My intention at first was just to tell a story of a little-known, underappreciated American hero in a lively and textured way. But as I continued to work on the book, the climate around the issue of press freedom began to change. Or at least the climate of press freedom became an issue in and of itself. We can certainly say that with the election of Donald Trump in 2016, the press became a much more divisive point of debate in American society. And suddenly, when I told people what I was working on, the reaction went from being, “Oh, that sounds interesting” to “Wow, that’s really timely.” 

What are some timely lessons we can learn from Lovejoy’s story? 

There are just so many. If you look at the mob insurrection of January 6, [2021], you can draw a line to the 1837 mob that killed Lovejoy. I’m not trying to say their motivations were the same, but what gets overlooked from January 6 is that those insurrectionists attacked the press before the U.S. Capitol. They destroyed equipment, intimidated journalists trying to cover the events, and seemed lethal in doing so. It’s not an abstraction when we say that insurrection was a blow to our democracy. It was a direct blow to the press and their freedom. So, Lovejoy’s story is very instructive in the modern era because it does two things. It reveals the sacrifices real Americans made to defend and expand the rights of the press. And it points out that these rights weren’t fully baked at the time of the country’s founding and had to be fought for, and they’re still fragile. 

 “Lovejoy didn’t create the modern press, but his heroism and the stands he took for press freedom really helped push Americans’ understanding toward what a modern press would eventually become.”

Ken Ellingwood, author of First to Fall

As a journalist, did you draw any personal lessons from Lovejoy?

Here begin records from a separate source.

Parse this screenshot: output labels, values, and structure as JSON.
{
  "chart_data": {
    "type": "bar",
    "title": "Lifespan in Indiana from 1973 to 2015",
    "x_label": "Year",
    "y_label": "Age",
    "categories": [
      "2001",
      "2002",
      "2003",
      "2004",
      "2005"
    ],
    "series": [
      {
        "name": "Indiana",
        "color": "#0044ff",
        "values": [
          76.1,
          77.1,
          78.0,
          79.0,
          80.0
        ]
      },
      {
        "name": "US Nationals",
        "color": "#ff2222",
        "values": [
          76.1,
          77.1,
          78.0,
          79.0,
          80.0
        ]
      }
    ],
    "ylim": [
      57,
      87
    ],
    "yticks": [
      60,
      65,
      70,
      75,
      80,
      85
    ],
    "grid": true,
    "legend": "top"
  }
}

To me, one of the most dramatic things about him is his courage. Journalism, by its nature, is a profession that requires personal courage. I don’t necessarily mean that every day one puts their life at risk. But I can tell you as a former foreign correspondent that one does from time to time. What’s so remarkable about Lovejoy’s show of courage is his isolation. He was out on the frontier without an infrastructure of safety. He had some friends, fellow Presbyterians, and others, who supported his newspaper and right to publish, but for the most part, he was on his own to decide some very important questions. For example, do I quit this business? He has a wife, a small infant. His wife was living in such abject terror that she was bedridden because of fear. So here’s a guy who chooses to continue publishing, even though no one in authority is protecting him. I find that remarkable when it’d have been so much easier just to quit. 


Ken Ellingwood is a writer and longtime former correspondent for the Los Angeles Times. During his newspaper career, Ellingwood wrote stories from more than a dozen countries, including from armed-conflict zones in Iraq, the Gaza Strip, and the Israeli-Lebanese border. He has covered earthquakes in Iran and Haiti, a papal visit to Cuba, street protests in Lebanon, and a devastating drug war in Mexico.

He has won a number of journalism awards and is the author of Hard Line: Life and Death on the U.S.-Mexico Border, an account of his years covering immigration. He currently lives in Burlington, Vt.